The opposite of being grateful is of course being ungrateful. And in its worst form, it shows up as entitlement. When I was in my twenties, it was very easy for me to drift into a full blown sense of entitlement! After all, I had worked hard, received my college degree, had a good job and had sadly bought into the myth that I was entitled to all that life had to offer. I see this same sense of entitlement running rampant throughout our society today.
Entitlement starts at a young age with children demanding that their parents meet all of their wants and desires. It continues with young adults in their mid to late twenties mooching off of their parents. This sense of entitlement (and lack of gratitude) may be most evident with the myriad of Government aid programs that are being milked and abused by countless of able bodied adults. And the list goes on. At the heart of it all are the twin spirits of ungratefulness and entitlement.
What Wall is Your Ladder Leaned Up Against?
Additionally, many of us spend our entire lives climbing the proverbial ladder that’s leaned against the wrong wall. Why is this? Perhaps we are hyper focused on trying to achieve all of the things we DON’T have instead of being grateful for all that we DO have.
When I was a little boy, my sweet mamma used to tell me that, when she gets down about not having all that she would like to have, she pretends that everything she does have has just been taken from her.
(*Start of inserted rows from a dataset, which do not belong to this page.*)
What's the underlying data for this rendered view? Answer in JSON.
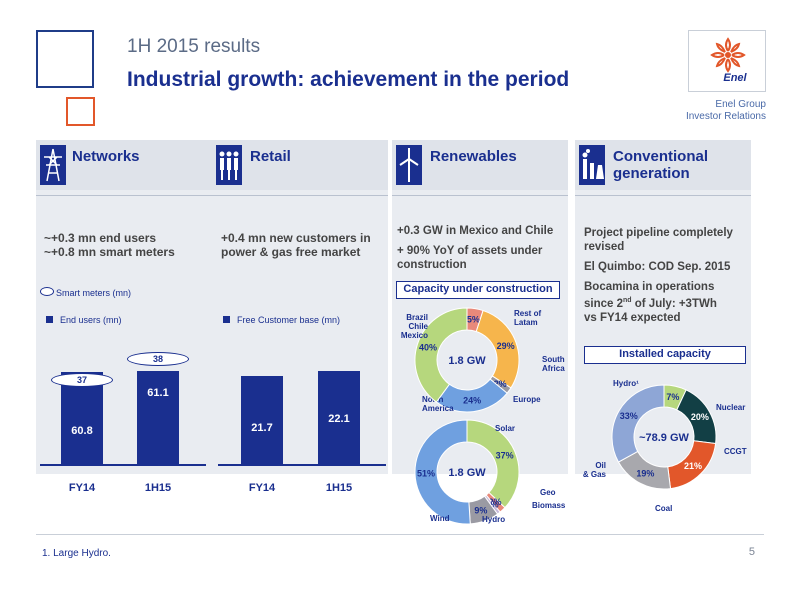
{
  "header": {
    "subtitle": "1H 2015 results",
    "title": "Industrial growth: achievement in the period",
    "logo_text": "Enel",
    "group_line1": "Enel Group",
    "group_line2": "Investor Relations"
  },
  "panels": {
    "networks": {
      "title": "Networks",
      "icon": "power-pylon-icon",
      "line1": "~+0.3 mn end users",
      "line2": "~+0.8 mn smart meters",
      "legend_bubble": "Smart meters (mn)",
      "legend_bar": "End users (mn)"
    },
    "retail": {
      "title": "Retail",
      "icon": "people-icon",
      "line1": "+0.4 mn new customers in",
      "line2": "power & gas free market",
      "legend_bar": "Free Customer base (mn)"
    },
    "renewables": {
      "title": "Renewables",
      "icon": "wind-turbine-icon",
      "line1": "+0.3 GW in Mexico and Chile",
      "line2": "+ 90% YoY of assets under",
      "line3": "construction",
      "box_title": "Capacity under construction"
    },
    "conventional": {
      "title_line1": "Conventional",
      "title_line2": "generation",
      "icon": "power-plant-icon",
      "line1": "Project pipeline completely",
      "line2": "revised",
      "line3": "El Quimbo: COD Sep. 2015",
      "line4a": "Bocamina in operations",
      "line4b_pre": "since 2",
      "line4b_sup": "nd",
      "line4b_post": " of July:  +3TWh",
      "line4c": "vs FY14 expected",
      "box_title": "Installed capacity"
    }
  },
  "chart_data": [
    {
      "type": "bar",
      "name": "networks",
      "categories": [
        "FY14",
        "1H15"
      ],
      "series": [
        {
          "name": "End users (mn)",
          "values": [
            60.8,
            61.1
          ]
        },
        {
          "name": "Smart meters (mn)",
          "values": [
            37,
            38
          ]
        }
      ]
    },
    {
      "type": "bar",
      "name": "retail",
      "categories": [
        "FY14",
        "1H15"
      ],
      "series": [
        {
          "name": "Free Customer base (mn)",
          "values": [
            21.7,
            22.1
          ]
        }
      ]
    },
    {
      "type": "pie",
      "name": "capacity-under-construction-region",
      "center_label": "1.8 GW",
      "slices": [
        {
          "label": "Rest of Latam",
          "value": 5,
          "value_label": "5%",
          "color": "#e8897a"
        },
        {
          "label": "South Africa",
          "value": 29,
          "value_label": "29%",
          "color": "#f6b54c"
        },
        {
          "label": "Europe",
          "value": 2,
          "value_label": "2%",
          "color": "#9a9aa3"
        },
        {
          "label": "North America",
          "value": 24,
          "value_label": "24%",
          "color": "#6fa0e0"
        },
        {
          "label": "Brazil Chile Mexico",
          "value": 40,
          "value_label": "40%",
          "color": "#b6d77d"
        }
      ]
    },
    {
      "type": "pie",
      "name": "capacity-under-construction-technology",
      "center_label": "1.8 GW",
      "slices": [
        {
          "label": "Solar",
          "value": 37,
          "value_label": "37%",
          "color": "#b6d77d"
        },
        {
          "label": "Geo",
          "value": 2,
          "value_label": "2%",
          "color": "#e8897a"
        },
        {
          "label": "Biomass",
          "value": 1,
          "value_label": "1%",
          "color": "#c7b9d9"
        },
        {
          "label": "Hydro",
          "value": 9,
          "value_label": "9%",
          "color": "#9a9aa3"
        },
        {
          "label": "Wind",
          "value": 51,
          "value_label": "51%",
          "color": "#6fa0e0"
        }
      ]
    },
    {
      "type": "pie",
      "name": "installed-capacity",
      "center_label": "~78.9 GW",
      "slices": [
        {
          "label": "Nuclear",
          "value": 7,
          "value_label": "7%",
          "color": "#b6d77d"
        },
        {
          "label": "CCGT",
          "value": 20,
          "value_label": "20%",
          "color": "#123f45"
        },
        {
          "label": "Coal",
          "value": 21,
          "value_label": "21%",
          "color": "#e2572a"
        },
        {
          "label": "Oil & Gas",
          "value": 19,
          "value_label": "19%",
          "color": "#a8a8ad"
        },
        {
          "label": "Hydro¹",
          "value": 33,
          "value_label": "33%",
          "color": "#8ea6d6"
        }
      ]
    }
  ],
  "footer": {
    "note": "1.    Large Hydro.",
    "page": "5"
  }
}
She lives in that sadness for a moment and then imagines how grateful she would be if everything that had been taken was suddenly returned. It’s a simple exercise, but I challenge you to try it and feel the profound sense of joy you will receive when you “get your stuff back”!
Okay, so I promised to tell you how good pickles and gratitude go together. In my late twenties, I was doing very well financially and decided to take my family, my mother, and my mother’s cousin to dinner. It was a nice restaurant, and I wanted it all to be perfect…after all, I way paying. Oh I was such a cocky young snot! Anyway, things went wrong from the start. It took forever to get a table. The wait staff was slow to take our orders. Some of the orders were wrong. Anything and everything that could go wrong seemed to be happening. Murphy’s Law was in full force and had a stranglehold on our evening.
At one point, I looked up and everybody at the table was griping and grumbling…except for Myrna. Myrna is my mom’s cousin. She lives on a fixed budget and rarely if ever gets to eat out. Just as I was listening to all of us complaining about the night, Myrna looks up at me and smiles and then says cheerfully, “These sure are GOOD PICKLES!” Wow, she was oblivious to all of the ungratefulness the rest of us were showing and simply chose to focus and be thankful for something as small as a pickle. Lesson learned. Now, many years later, when I find myself being ungrateful and griping and complaining, I try to find something to be grateful about…and then whisper under my breath, “These sure are good pickles”.